It’s been a hard day… (I miracoli di san Columba, pt. 1)

Stavo proprio per arrendermi alla Vita di san Columba di Adamnano di Iona, che ho preso in mano tempo fa. Il primo libro, dedicato ai miracoli di profezia, per quanto ricco di episodi curiosi e di notizie storiche e geografiche interessanti (che tanto dimenticherò), mette a dura prova il «lettore non specialistico». C’è soltanto una pausa nel flusso di battaglie, tempeste e destini, tutti rigorosamente previsti, e lo stesso Adamnano ne è consapevole perché la introduce (I, 37) con queste parole: «In mezzo a tante manifestazioni notevoli dello spirito di profezia, non è fuori luogo ricordare la storia di come san Columba…» La scena balza davanti agli occhi e il tono si addolcisce.

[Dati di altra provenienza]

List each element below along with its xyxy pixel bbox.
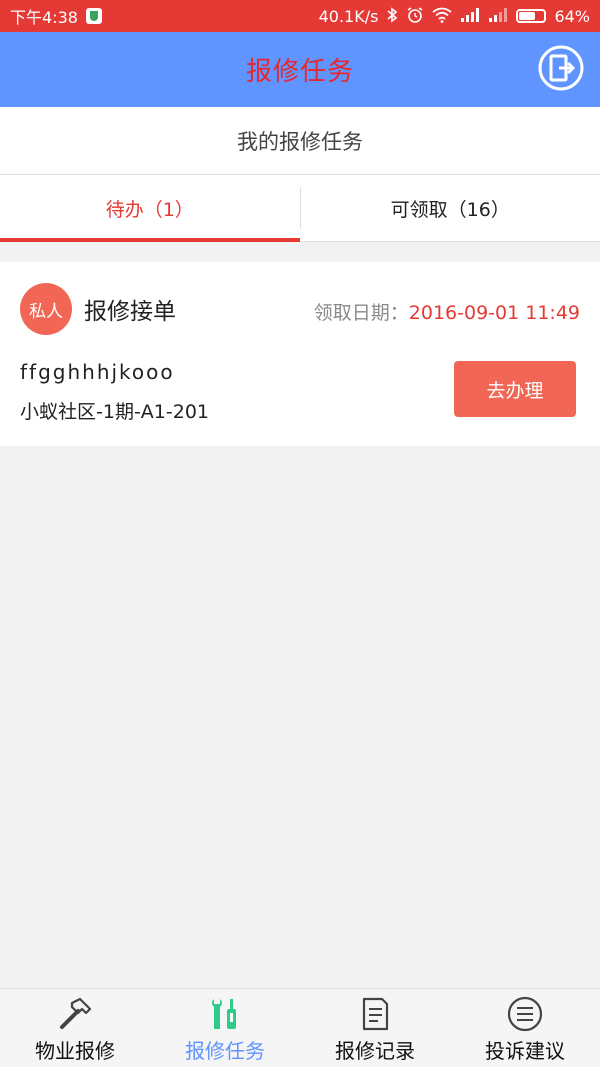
status-time: 下午4:38 — [10, 8, 78, 27]
page-title: 报修任务 — [245, 57, 354, 87]
bluetooth-icon — [386, 6, 398, 26]
status-bar: 下午4:38 40.1K/s 64% — [0, 0, 600, 32]
handle-button[interactable]: 去办理 — [454, 361, 576, 417]
signal-icon — [460, 7, 480, 26]
task-card[interactable]: 私人 报修接单 领取日期：2016-09-01 11:49 ffgghhhjko… — [0, 262, 600, 446]
list-icon — [507, 996, 543, 1032]
nav-label: 报修任务 — [185, 1039, 265, 1063]
badge-label: 私人 — [29, 301, 63, 322]
shield-icon — [85, 8, 102, 24]
sub-header-title: 我的报修任务 — [237, 129, 363, 154]
nav-item-property-repair[interactable]: 物业报修 — [0, 989, 150, 1067]
tab-claimable[interactable]: 可领取（16） — [301, 175, 600, 241]
document-icon — [362, 997, 389, 1031]
tab-claimable-label: 可领取（16） — [390, 198, 510, 221]
task-title: 报修接单 — [84, 299, 176, 325]
task-address: 小蚁社区-1期-A1-201 — [20, 401, 210, 423]
status-right: 40.1K/s 64% — [319, 6, 590, 27]
tools-icon — [212, 999, 236, 1029]
hammer-icon — [60, 997, 92, 1029]
nav-item-complaints[interactable]: 投诉建议 — [450, 989, 600, 1067]
exit-door-icon[interactable] — [538, 45, 584, 91]
status-left: 下午4:38 — [10, 4, 102, 28]
claim-date: 领取日期：2016-09-01 11:49 — [314, 298, 580, 325]
task-type-badge: 私人 — [20, 283, 72, 335]
nav-label: 投诉建议 — [485, 1039, 565, 1063]
nav-item-repair-records[interactable]: 报修记录 — [300, 989, 450, 1067]
title-bar: 报修任务 — [0, 32, 600, 107]
sub-header: 我的报修任务 — [0, 107, 600, 175]
nav-label: 物业报修 — [35, 1039, 115, 1063]
network-speed: 40.1K/s — [318, 6, 379, 26]
wifi-icon — [432, 7, 452, 26]
battery-icon — [516, 9, 547, 23]
alarm-icon — [406, 6, 424, 27]
signal-icon — [488, 7, 508, 26]
battery-fill — [519, 12, 535, 20]
bottom-nav: 物业报修 报修任务 报修记录 投诉建议 — [0, 988, 600, 1067]
claim-date-label: 领取日期： — [313, 302, 409, 324]
tab-pending-label: 待办（1） — [105, 198, 194, 221]
nav-item-repair-tasks[interactable]: 报修任务 — [150, 989, 300, 1067]
claim-date-value: 2016-09-01 11:49 — [408, 302, 580, 324]
battery-percent: 64% — [554, 6, 590, 26]
tab-pending[interactable]: 待办（1） — [0, 175, 300, 242]
nav-label: 报修记录 — [335, 1039, 415, 1063]
tabs: 待办（1） 可领取（16） — [0, 175, 600, 242]
task-description: ffgghhhjkooo — [20, 360, 175, 384]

Un giorno i fratelli stanno rientrando dal lavoro nei campi. Sono a metà strada tra la brughiera (la parola esatta è machair) sulla costa occidentale di Iona e il monastero (Adamnano dice «il nostro monastero», con una nota davvero struggente), quando tutti improvvisamente provano «una sensazione strana e meravigliosa». Nessuno fiata, nemmeno quando, il giorno successivo, la cosa si ripete, e il giorno dopo ancora. Alla fine il priore Baithéne si rivolge ai monaci: «Fratelli, è tempo che ciascuno di voi dica se gli è accaduto qualcosa di strano, o addirittura miracoloso, qui a metà strada tra i campi e il monastero».

È un anziano a rispondere per primo, e le sue parole sono così belle che provo a tradurle per intero. «Poiché ce lo chiedi, descriverò cosa mi è stato rivelato in questo luogo. Nei giorni scorsi, e anche adesso, mi sembra di sentire un meraviglioso profumo, come se tutti i fiori fossero raccolti in uno solo; e un calore come di fuoco, ma non il fuoco del tormento, bensì dolce, a suo modo. Provo, anche, una strana, indicibile gioia, che mi riempie il cuore. Mi sento ristorato, all’istante, e così lieto da dimenticare ogni tristezza e ogni fatica. Persino il carico sulla mia schiena, per quanto non sia affatto leggero, da qui fino al monastero – non so come – mi pare tanto lieve da non sentirlo più.»

Anch’io, anch’io!, esplodono in coro gli altri monaci e, buttandosi in ginocchio («tutti insieme con un solo movimento»), chiedono al priore una spiegazione. E la spiegazione del priore è allo stesso tempo la più semplice, bella e «impossibile». Di quell’«impossibilità» sulla quale anch’io come tutti sorvolo ogni volta che non posso essere dove e con chi vorrei.

«Voi sapete», dice infatti Baithéne, «che il nostro padre Columba pensa costantemente a noi e si cruccia quando torniamo a casa da lui così tardi, perché sa che abbiamo lavorato duramente. Perciò, dal momento che non può venirci incontro con il corpo, la sua anima corre da noi e ci conforta mentre camminiamo, in modo che la gioia riempia i nostri cuori.»

(1-continua)

Adomnán of Iona, Life of St Columba, translated by R. Sharpe, Penguin Books 1995.